What are the values and types of the critical points, if any, of `f(x)=x / (x^2 + 4)`?

Answer 1

`x=+-2`-Stationary

Explanation:

Let `f=x and g=x^2+4`

`f'=1 and g'=2x`

`f'(x)=(gf'-fg')/g^2`

`f'(x)=(x^2+4-2x^2)/(x^2+4)^2 =0`

`(4-x^2)/(x^2+4)^2 =0`

Denominator goes to zero when we multiply to the other side to solve for x.

`4-x^2=0`

`4=x^2`

`x=+-2`

Since the denominator will never equal to zero we only have one type of critical points and that is stationary

Answer 2

The critical points are `-2` and `2`. Furthermore, `-2` is the location of a local minimum and `2` is the location of a local maximum.

Explanation:

There are several different uses of "critical point" and "types of critical point".

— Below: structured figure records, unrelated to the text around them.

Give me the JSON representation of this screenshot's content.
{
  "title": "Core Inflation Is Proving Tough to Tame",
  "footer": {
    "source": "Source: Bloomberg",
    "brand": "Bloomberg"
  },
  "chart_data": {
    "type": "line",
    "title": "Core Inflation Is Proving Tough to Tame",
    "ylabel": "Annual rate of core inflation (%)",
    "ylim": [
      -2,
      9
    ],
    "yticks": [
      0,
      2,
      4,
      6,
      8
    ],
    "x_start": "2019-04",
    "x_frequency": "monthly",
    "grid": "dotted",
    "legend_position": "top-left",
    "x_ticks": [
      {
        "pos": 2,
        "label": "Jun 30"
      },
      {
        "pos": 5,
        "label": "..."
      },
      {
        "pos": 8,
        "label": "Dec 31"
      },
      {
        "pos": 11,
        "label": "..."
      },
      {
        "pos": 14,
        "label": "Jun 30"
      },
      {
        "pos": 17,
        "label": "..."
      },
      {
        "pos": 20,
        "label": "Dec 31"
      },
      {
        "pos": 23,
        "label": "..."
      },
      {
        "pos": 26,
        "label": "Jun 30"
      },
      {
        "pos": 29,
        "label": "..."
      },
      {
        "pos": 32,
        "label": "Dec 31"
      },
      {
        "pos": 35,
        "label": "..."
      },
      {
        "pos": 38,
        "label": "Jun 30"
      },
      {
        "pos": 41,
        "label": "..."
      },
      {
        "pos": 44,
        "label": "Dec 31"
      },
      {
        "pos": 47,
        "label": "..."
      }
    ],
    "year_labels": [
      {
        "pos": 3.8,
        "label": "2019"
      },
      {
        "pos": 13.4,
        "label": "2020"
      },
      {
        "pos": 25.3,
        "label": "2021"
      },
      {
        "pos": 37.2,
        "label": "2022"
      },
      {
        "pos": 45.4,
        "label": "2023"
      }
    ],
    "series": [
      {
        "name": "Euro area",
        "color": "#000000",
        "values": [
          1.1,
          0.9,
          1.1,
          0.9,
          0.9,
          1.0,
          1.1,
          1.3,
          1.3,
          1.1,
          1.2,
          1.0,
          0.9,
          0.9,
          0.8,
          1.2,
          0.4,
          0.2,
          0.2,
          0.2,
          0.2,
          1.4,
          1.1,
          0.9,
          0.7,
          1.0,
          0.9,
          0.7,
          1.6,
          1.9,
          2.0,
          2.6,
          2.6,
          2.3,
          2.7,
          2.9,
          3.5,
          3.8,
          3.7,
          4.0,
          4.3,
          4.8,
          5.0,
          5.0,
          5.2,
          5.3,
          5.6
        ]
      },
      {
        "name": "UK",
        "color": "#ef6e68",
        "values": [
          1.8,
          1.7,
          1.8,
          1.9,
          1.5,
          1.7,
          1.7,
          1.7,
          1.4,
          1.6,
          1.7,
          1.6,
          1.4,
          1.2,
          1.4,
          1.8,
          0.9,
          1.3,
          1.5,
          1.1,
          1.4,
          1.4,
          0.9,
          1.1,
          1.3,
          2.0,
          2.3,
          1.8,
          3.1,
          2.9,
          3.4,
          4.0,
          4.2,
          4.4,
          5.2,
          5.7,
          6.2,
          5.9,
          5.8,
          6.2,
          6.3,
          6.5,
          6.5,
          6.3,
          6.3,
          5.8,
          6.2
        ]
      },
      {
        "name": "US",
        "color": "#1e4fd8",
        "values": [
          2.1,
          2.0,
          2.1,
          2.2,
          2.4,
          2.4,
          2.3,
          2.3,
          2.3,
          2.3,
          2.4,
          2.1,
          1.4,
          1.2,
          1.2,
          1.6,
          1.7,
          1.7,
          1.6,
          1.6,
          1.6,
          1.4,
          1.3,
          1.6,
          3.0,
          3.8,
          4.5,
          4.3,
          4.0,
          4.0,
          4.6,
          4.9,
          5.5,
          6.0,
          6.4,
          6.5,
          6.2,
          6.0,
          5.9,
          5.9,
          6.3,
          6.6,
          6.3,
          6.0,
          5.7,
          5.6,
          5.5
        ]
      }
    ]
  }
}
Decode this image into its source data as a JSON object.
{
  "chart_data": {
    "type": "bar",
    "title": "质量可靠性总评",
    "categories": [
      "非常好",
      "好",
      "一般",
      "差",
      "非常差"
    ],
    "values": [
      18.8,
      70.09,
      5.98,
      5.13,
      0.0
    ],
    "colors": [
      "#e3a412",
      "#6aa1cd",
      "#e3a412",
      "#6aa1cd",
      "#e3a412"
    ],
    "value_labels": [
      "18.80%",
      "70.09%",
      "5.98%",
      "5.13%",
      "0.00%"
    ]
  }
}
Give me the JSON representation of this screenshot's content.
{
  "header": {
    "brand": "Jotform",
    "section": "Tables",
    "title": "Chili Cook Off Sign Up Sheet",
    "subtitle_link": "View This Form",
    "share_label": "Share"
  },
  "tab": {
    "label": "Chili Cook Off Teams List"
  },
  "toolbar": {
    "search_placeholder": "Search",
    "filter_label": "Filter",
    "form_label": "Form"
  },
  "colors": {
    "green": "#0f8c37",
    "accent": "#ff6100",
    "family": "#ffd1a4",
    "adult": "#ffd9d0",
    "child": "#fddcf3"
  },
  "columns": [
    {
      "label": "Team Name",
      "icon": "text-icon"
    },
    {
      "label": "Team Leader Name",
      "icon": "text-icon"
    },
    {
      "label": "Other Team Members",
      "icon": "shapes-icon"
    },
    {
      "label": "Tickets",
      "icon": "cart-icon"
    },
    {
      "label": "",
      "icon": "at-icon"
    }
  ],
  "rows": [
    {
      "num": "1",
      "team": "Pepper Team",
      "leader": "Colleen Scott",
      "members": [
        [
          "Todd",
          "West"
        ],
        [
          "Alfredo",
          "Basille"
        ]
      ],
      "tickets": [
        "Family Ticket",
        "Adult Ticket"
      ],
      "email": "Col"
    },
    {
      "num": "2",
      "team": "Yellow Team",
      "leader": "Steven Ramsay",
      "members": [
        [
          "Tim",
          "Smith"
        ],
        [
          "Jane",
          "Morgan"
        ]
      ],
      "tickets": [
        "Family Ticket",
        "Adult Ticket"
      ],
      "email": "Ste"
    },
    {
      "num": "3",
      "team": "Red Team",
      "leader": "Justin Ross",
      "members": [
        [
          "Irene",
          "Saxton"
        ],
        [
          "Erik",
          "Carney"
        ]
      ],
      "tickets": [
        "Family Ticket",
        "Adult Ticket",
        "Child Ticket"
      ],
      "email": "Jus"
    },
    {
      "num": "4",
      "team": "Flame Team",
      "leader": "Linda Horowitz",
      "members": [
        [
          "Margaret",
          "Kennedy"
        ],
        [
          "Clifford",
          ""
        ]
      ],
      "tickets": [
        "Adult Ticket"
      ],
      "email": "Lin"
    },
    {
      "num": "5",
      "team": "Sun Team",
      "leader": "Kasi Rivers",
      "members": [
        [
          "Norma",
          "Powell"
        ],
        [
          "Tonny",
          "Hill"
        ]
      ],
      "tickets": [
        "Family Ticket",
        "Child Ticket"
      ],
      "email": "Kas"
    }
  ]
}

Meaning of "critical point"
In the terminology I was taught (and that I teach), a critical point of a function `f`, is a point (call it `c`) in the domain of the function with either `f'(c)=0` or f'(c) does not exist.

With that definition, we proceed:

`f(x) = x/(x^2+4)` has domain `(-oo,oo)`

`f'(x) = ((1)(x^2+4)-(x)(2x))/(x^2+4)^2 = (4-x^2)/(x^2+4)^2`

`f'` is never undefined and `f'(x) = 0` at `x=+- 2` (both of which are in the domain of `f`.

"types" of critical points

Again, using the terminology I am familiar with, a critical point may be the location of a local minimum, a local maximum or neither. (In addition to "local" I also use "relative" -- they mean the same thing.)

Applying the first derivative text we find that there is a local minimum at `-2` (If you prefer, we can say "at `x=-2`")
That minimum is `f(-2) = -1/4`

Applying the first derivative text we find that there is a local maximum at `2`.
That minimum is `f(2) = 1/4`.

Other uses of the words

I have seen some who define a critical point as a point on the graph of a function where the derivative is `0` or fails to exist.

The would say that the critical points are `(-2, -1/4)` and `(2, 1/4)`,

Some would also say that `(-2, -1/4)` is a minimum point and `(2, 1/4)` is a maximum point.